The only thing that can stop a toddler with a gun is a good toddler with a gun
What if that someone is another toddler that found the gun in the street, and it got in the street because it fell off a truck? Your Honor, what if the toddler had murderous intent because they were denied a sucker?
Is this implying that a publicly-traded corporation whose software is installed on millions of computers around the world has the same level of agency and responsibility as a preschooler?
I mean, yes, Microsoft bears responsibility for blindly accepting whatever deployment package CrowdStrike gave it and immediately yeeting it out to 100% of customers via Windows Update without any kind of validation or incremental rollout, and should probably be sued for it. That still doesn't negate the complete and catastrophic failures at every step of the development process on the part of CrowdStrike. It takes a lot of people to fuck up this bad.

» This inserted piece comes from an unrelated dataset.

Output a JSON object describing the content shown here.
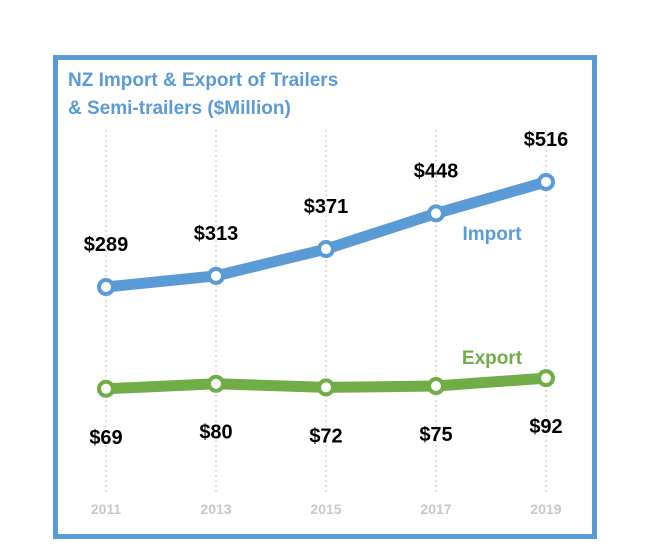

Windows didn't do anything, this was an update applied by the Crowdstrike agent.
That's the impressive part of all this. Microsoft didn't do it. CloudStrike did it.
Microsoft left something in a state that allowed CloudStrike to fuck up enough to brick systems.
It's why we spend a lot of time reviewing security analysis of our own software - if there's a way to fuck everything up, it better not because we enabled it to get fucked.
When it comes to IT reliability and security, kinda, yeah.
Windows AV and MDM is a bit of a horror show in the corporate space. I worked somewhere where developers weren't allowed to use WSL because it was blocked by McAfee. We also had 3 different MDMs running and they were slow as balls even though they were modern 8 core laptops.